Anonymous conservative user "@wethepeople0825" called the tornado an "act of God," before saying that "he moves in mysterious ways".
Ron Watkins, a failed Arizona congressional candidate who some people have speculated could be the person behind the QAnon conspiracy movement, said the tornado “feels like Genesis 19:24,” citing a Biblical passage discussing God's judgement on the cities of Sodom and Gomorrah.
Evangelical conservatives have a long history of attributing disasters to God’s anger. The Aids epidemic was one of their targets in the 1980s. The World Health Organisation estimates that as many as 51m people have died of the HIV virus which causes Aids.

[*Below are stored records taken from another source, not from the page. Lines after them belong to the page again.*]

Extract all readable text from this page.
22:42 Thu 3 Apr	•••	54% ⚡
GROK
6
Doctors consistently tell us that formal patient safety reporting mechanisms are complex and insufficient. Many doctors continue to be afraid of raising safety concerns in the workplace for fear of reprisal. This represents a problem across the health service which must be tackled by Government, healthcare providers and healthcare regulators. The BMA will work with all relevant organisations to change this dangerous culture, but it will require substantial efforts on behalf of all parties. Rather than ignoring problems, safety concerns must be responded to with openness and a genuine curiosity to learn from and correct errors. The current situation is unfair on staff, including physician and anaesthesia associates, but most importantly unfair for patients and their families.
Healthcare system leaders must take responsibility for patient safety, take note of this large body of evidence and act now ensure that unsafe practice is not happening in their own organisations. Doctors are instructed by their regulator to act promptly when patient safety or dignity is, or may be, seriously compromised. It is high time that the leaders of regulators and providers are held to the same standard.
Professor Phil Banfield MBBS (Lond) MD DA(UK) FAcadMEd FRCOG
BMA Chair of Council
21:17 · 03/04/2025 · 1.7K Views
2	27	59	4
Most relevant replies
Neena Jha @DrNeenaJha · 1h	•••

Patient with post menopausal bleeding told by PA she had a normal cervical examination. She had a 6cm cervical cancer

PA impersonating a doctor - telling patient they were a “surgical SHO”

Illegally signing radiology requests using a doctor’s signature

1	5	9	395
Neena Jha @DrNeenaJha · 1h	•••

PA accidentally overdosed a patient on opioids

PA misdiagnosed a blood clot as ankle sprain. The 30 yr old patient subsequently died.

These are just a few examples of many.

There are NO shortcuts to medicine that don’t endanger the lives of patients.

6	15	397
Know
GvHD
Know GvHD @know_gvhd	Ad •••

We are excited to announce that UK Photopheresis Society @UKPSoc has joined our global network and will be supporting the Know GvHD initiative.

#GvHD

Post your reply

Pat Robertson, a conspiracy theorist who died earlier this year, said Hurricane Katrina was punishment for Americans who received abortions. Some 1,392 people died in the disaster in 2005.
When it comes to the recent tornado at the Pfizer plant, some have gone even further, suggesting that the tornado was a man-made event dreamt up by Pfizer.
"That's not an Act of God ... it's a man-made disaster," a user named Megan theorised. "If you think the most ruthless company on the planet isn't capable of destroying evidence — you're living in lego land!"
The most ridiculous part about all of this? The plant at Rocky Mount doesn’t even produce or store Covid-19 vaccines, according to the Associated Press.